I’ve been re-reading "The Internet and Everyone" by John Chris Jones.
I’ve been astonished once again by the sensibility of an artist-writer-designer whose philosophy – indeed his whole life - first inspired me when I was a young magazine editor more than 30 years ago.
Like another muse of mine, Ivan Illich, John Chris Jones was decades ahead of his time. The time is ripe now for a wider readership.
He wrote about cities without traffic signals in the 1950s – sixty years before today’s avant garde urban design experiments.
In the 1960s, Jones was an advocate of what today is called call ‘design thinking’; (then, it was called design methods).
He advocated user-centered design well before the term was widely used. He began by designing aeroplanes – but soon felt compelled to make industrial products more human. This quest fueled his search for design processes that would shape, rather than serve, industrial systems.

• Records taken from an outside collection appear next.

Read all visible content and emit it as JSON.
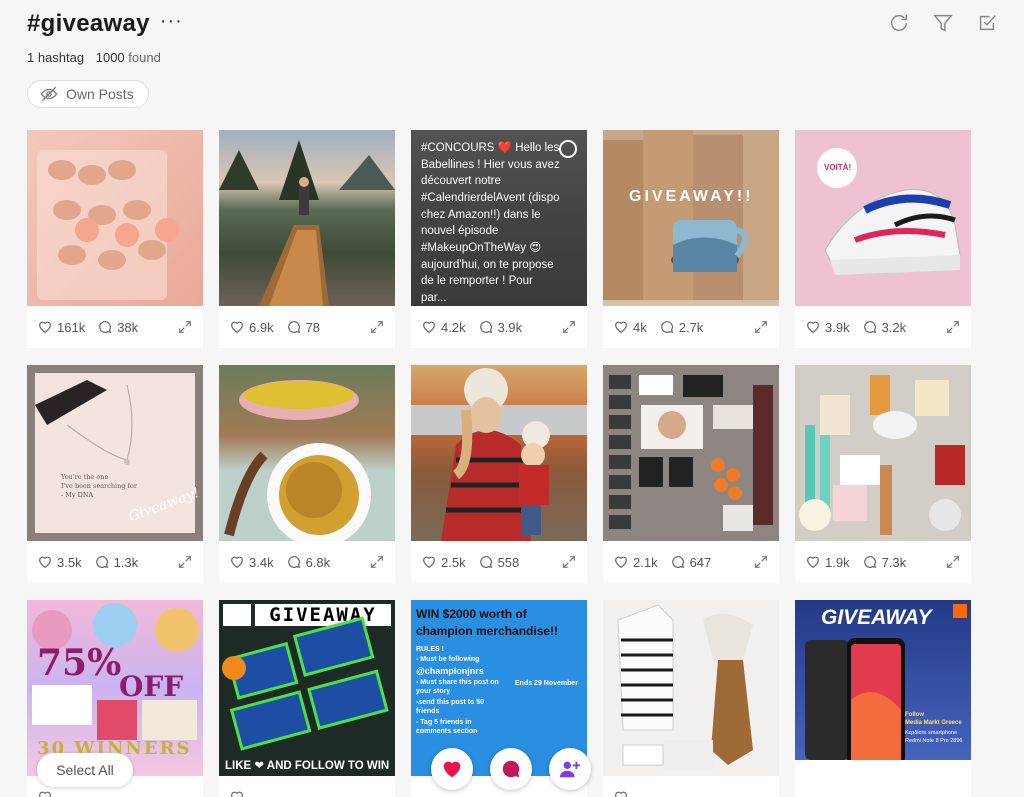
{
  "header": {
    "title": "#giveaway",
    "more": "···",
    "hashtag_count": "1 hashtag",
    "found_count": "1000",
    "found_label": "found"
  },
  "filters": {
    "own_posts": "Own Posts"
  },
  "posts": [
    {
      "likes": "161k",
      "comments": "38k"
    },
    {
      "likes": "6.9k",
      "comments": "78"
    },
    {
      "likes": "4.2k",
      "comments": "3.9k",
      "caption": "#CONCOURS ❤️ Hello les Babellines ! Hier vous avez découvert notre #CalendrierdelAvent (dispo chez Amazon!!) dans le nouvel épisode #MakeupOnTheWay 😍 aujourd'hui, on te propose de le remporter ! Pour par..."
    },
    {
      "likes": "4k",
      "comments": "2.7k"
    },
    {
      "likes": "3.9k",
      "comments": "3.2k"
    },
    {
      "likes": "3.5k",
      "comments": "1.3k"
    },
    {
      "likes": "3.4k",
      "comments": "6.8k"
    },
    {
      "likes": "2.5k",
      "comments": "558"
    },
    {
      "likes": "2.1k",
      "comments": "647"
    },
    {
      "likes": "1.9k",
      "comments": "7.3k"
    },
    {
      "likes": "",
      "comments": ""
    },
    {
      "likes": "",
      "comments": ""
    },
    {
      "likes": "",
      "comments": ""
    },
    {
      "likes": "",
      "comments": ""
    },
    {
      "likes": "",
      "comments": ""
    }
  ],
  "image_text": {
    "giveaway_mug": "GIVEAWAY!!",
    "voila": "VOITÀ!",
    "necklace_line1": "You're the one",
    "necklace_line2": "I've been searching for",
    "necklace_line3": "- My DNA",
    "necklace_script": "Giveaway!",
    "percent": "75%",
    "off": "OFF",
    "winners": "30 WINNERS",
    "googan_header": "GIVEAWAY",
    "googan_footer": "LIKE ❤ AND FOLLOW TO WIN",
    "champ_title": "WIN $2000 worth of champion merchandise!!",
    "champ_rules": "RULES !",
    "champ_r1": "- Must be following",
    "champ_handle": "@championjnrs",
    "champ_r2": "- Must share this post on your story",
    "champ_r3": "-send this post to 50 friends",
    "champ_r4": "- Tag 5 friends in comments section",
    "champ_ends": "Ends 29 November",
    "mi_giveaway": "GIVEAWAY",
    "mi_follow": "Follow",
    "mi_media": "Media Markt Greece",
    "mi_win": "Κερδίστε smartphone",
    "mi_model": "Redmi Note 8 Pro 2896"
  },
  "bottom": {
    "select_all": "Select All"
  },
  "icons": {
    "top": [
      "refresh-icon",
      "filter-icon",
      "checkbox-icon"
    ],
    "fab": [
      "heart-icon",
      "comment-icon",
      "add-user-icon"
    ]
  },
  "colors": {
    "accent": "#e8154a",
    "fab_comment": "#c2185b"
  }
}
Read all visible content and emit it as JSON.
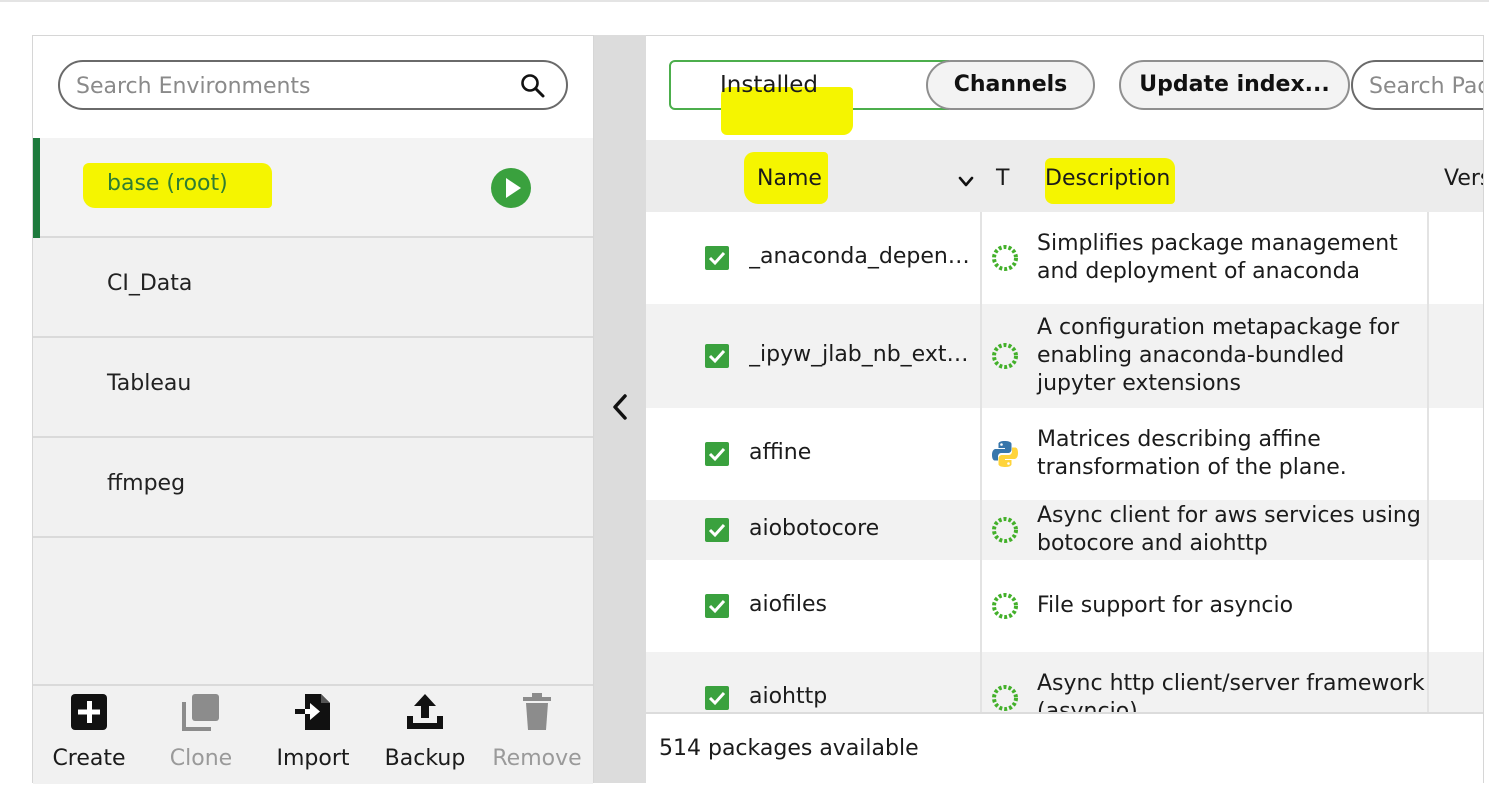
{
  "environments": {
    "search_placeholder": "Search Environments",
    "items": [
      {
        "label": "base (root)"
      },
      {
        "label": "CI_Data"
      },
      {
        "label": "Tableau"
      },
      {
        "label": "ffmpeg"
      }
    ],
    "actions": {
      "create": "Create",
      "clone": "Clone",
      "import": "Import",
      "backup": "Backup",
      "remove": "Remove"
    }
  },
  "packages": {
    "filter_selected": "Installed",
    "channels_label": "Channels",
    "update_index_label": "Update index...",
    "search_placeholder": "Search Packages",
    "columns": {
      "name": "Name",
      "type": "T",
      "description": "Description",
      "version": "Version"
    },
    "rows": [
      {
        "name": "_anaconda_depends",
        "type_icon": "conda-ring-icon",
        "description": "Simplifies package management and deployment of anaconda"
      },
      {
        "name": "_ipyw_jlab_nb_ext_conf",
        "type_icon": "conda-ring-icon",
        "description": "A configuration metapackage for enabling anaconda-bundled jupyter extensions"
      },
      {
        "name": "affine",
        "type_icon": "python-icon",
        "description": "Matrices describing affine transformation of the plane."
      },
      {
        "name": "aiobotocore",
        "type_icon": "conda-ring-icon",
        "description": "Async client for aws services using botocore and aiohttp"
      },
      {
        "name": "aiofiles",
        "type_icon": "conda-ring-icon",
        "description": "File support for asyncio"
      },
      {
        "name": "aiohttp",
        "type_icon": "conda-ring-icon",
        "description": "Async http client/server framework (asyncio)"
      }
    ],
    "status": "514 packages available"
  },
  "colors": {
    "accent_green": "#2f7d32",
    "checkbox_green": "#3aa13e",
    "highlight_yellow": "#f5f500"
  }
}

As a kind of industrial gamekeeper turned poacher, Jones went on to warn about the potential dangers of the digital revolution unleashed by Claude Shannon.
Computers were so damned good at the manipulation of symbols, he cautioned, that there would be immense pressure on scientists to reduce all human knowledge and experience to symbolic form.
Technology-driven innovation, Jones foresaw, would under-value the knowledge and experience that human beings have by virtue of having bodies, interacting with the physical world, and being trained into a culture.